Vaccination d'un nourrisson (photo d'illustration). De Africa studio/Shutterstock

Le premier ministre a annoncé, le 4 juillet, son intention de rendre obligatoire onze vaccins pour la petite enfance - trois d’entre eux l’étant déjà. Il a ainsi entériné les propositions émises par la ministre de la Santé. Un texte de loi doit être présenté dans ce sens devant le Parlement à la fin de l’année.

Les universitaires de médecine générale, par la voix du Collège national des généralistes enseignants (CNGE) regroupant 8 500 médecins enseignants et maîtres de stage, prennent position contre cet élargissement de l’obligation vaccinale. Avec le conseil scientifique du CNGE, nous estimons qu’il s’agit d’une mauvaise solution, inapte à régler le problème de l’insuffisance de la couverture vaccinale en France.

En effet, l’obligation, qui peut être perçue par les citoyens comme une réaction autoritariste, risque d’être contre-productive. Cette stratégie est de nature à renforcer la défiance d’une partie de la population, en plus d’apparaître décalée par rapport aux évolutions sociétales allant dans le sens d’une plus grande autonomie des patients.

BCG facultatif, pas de recrudescence des tuberculoses

Aucun élément scientifique ne plaide en faveur d’une efficacité de l’obligation. D’autres pays européens comparables à la France ont, sans cette contrainte, des taux de couverture vaccinale équivalents ou supérieurs. Quant à l’option inverse, une levée totale de l’obligation, elle ne semble pas comporter de risque particulier. Il existe un précédent encourageant en France avec le vaccin contre la tuberculose, le BCG, rendu facultatif en 2007. Ce changement ne s’est pas accompagné d’une recrudescence des tuberculoses graves chez l’enfant.

Historiquement, la vaccination a permis des succès considérables. On peut lui attribuer l’éradication de la variole dans le monde, la quasi disparition de la poliomyélite, la régression spectaculaire du tétanos, de la diphtérie mais aussi de la rougeole et de la coqueluche, maladies infectieuses aux bilans autrefois effrayants en termes de morbidité et de mortalité.

La vaccination bénéficie d’une aura considérable dans le corps médical en France, pays de Louis Pasteur. Les médecins généralistes sont attachés de manière ultra majoritaire aux vaccinations recommandées et au respect du calendrier vaccinal. Quant aux patients, ils accordent une grande confiance à leurs médecins traitants. Un contexte plutôt favorable, a priori, à une bonne couverture vaccinale.

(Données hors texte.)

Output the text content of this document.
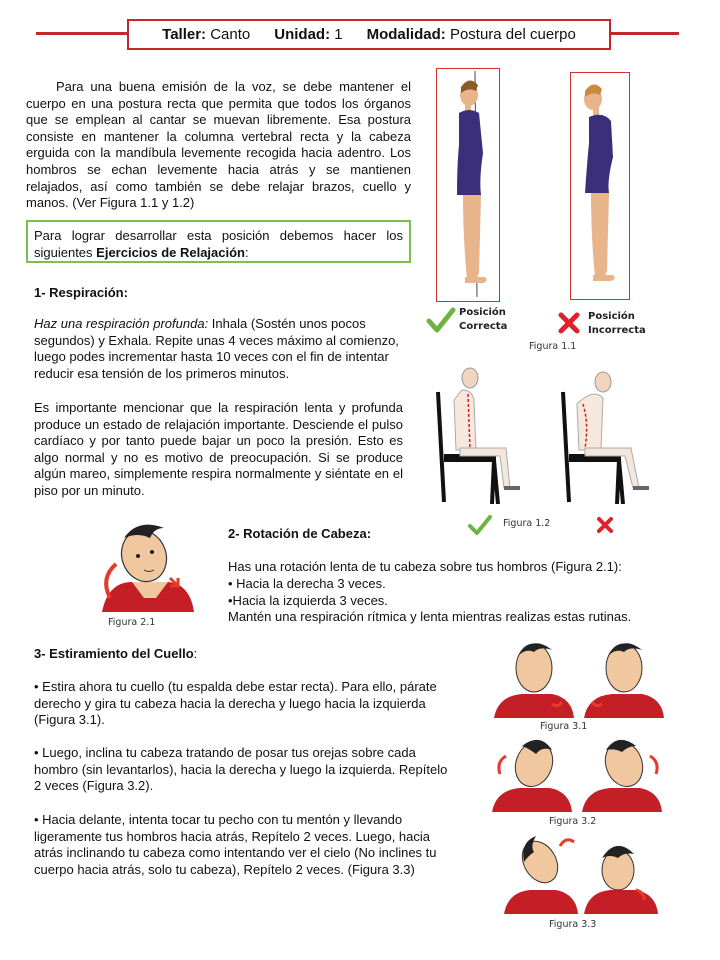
Taller: Canto Unidad: 1 Modalidad: Postura del cuerpo
Para una buena emisión de la voz, se debe mantener el cuerpo en una postura recta que permita que todos los órganos que se emplean al cantar se muevan libremente. Esa postura consiste en mantener la columna vertebral recta y la cabeza erguida con la mandíbula levemente recogida hacia adentro. Los hombros se echan levemente hacia atrás y se mantienen relajados, así como también se debe relajar brazos, cuello y manos. (Ver Figura 1.1 y 1.2)
Para lograr desarrollar esta posición debemos hacer los siguientes Ejercicios de Relajación:
1- Respiración:
Haz una respiración profunda: Inhala (Sostén unos pocos segundos) y Exhala. Repite unas 4 veces máximo al comienzo, luego podes incrementar hasta 10 veces con el fin de intentar reducir esa tensión de los primeros minutos.
Es importante mencionar que la respiración lenta y profunda produce un estado de relajación importante. Desciende el pulso cardíaco y por tanto puede bajar un poco la presión. Esto es algo normal y no es motivo de preocupación. Si se produce algún mareo, simplemente respira normalmente y siéntate en el piso por un minuto.
2- Rotación de Cabeza:
Has una rotación lenta de tu cabeza sobre tus hombros (Figura 2.1):
• Hacia la derecha 3 veces.
•Hacia la izquierda 3 veces.
Mantén una respiración rítmica y lenta mientras realizas estas rutinas.
3- Estiramiento del Cuello:
• Estira ahora tu cuello (tu espalda debe estar recta). Para ello, párate derecho y gira tu cabeza hacia la derecha y luego hacia la izquierda (Figura 3.1).
• Luego, inclina tu cabeza tratando de posar tus orejas sobre cada hombro (sin levantarlos), hacia la derecha y luego la izquierda. Repítelo 2 veces (Figura 3.2).
• Hacia delante, intenta tocar tu pecho con tu mentón y llevando ligeramente tus hombros hacia atrás, Repítelo 2 veces. Luego, hacia atrás inclinando tu cabeza como intentando ver el cielo (No inclines tu cuerpo hacia atrás, solo tu cabeza), Repítelo 2 veces. (Figura 3.3)
Posición Correcta
Posición Incorrecta
Figura 1.1
Figura 1.2
Figura 2.1
Figura 3.1
Figura 3.2
Figura 3.3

Le vaccin contre l’hépatite B accusé, à tort, d’effets indésirables graves

Cependant, une partie de la population manifeste depuis plusieurs années une défiance vis-à-vis des vaccins. Ce sentiment complexe trouve ses racines dans des phénomènes d’origines variées. Il y a d’abord l’héritage de la campagne de vaccination systématique contre l’hépatite B en milieu scolaire menée de 1994 à 1997. Abandonnée après de longues polémiques sur son innocuité, elle s’est soldée par un doute durable vis à vis de ce vaccin accusé, à tort, d’une pléiade d’effets indésirables graves.

Ensuite, les principes vaccinaux en vigueur sont difficilement compréhensibles car déconnectés de l’utilité réelle de chacun des vaccins. Les trois vaccins « historiques », contre le tétanos, la polio et la diphtérie, sont obligatoires. Les autres, plus récents, sont seulement recommandés alors qu’ils sont les plus importants durant la petite enfance. Il s’agit des vaccins anti pneumocoque, hémophilus, coqueluche, méningocoque et rougeole.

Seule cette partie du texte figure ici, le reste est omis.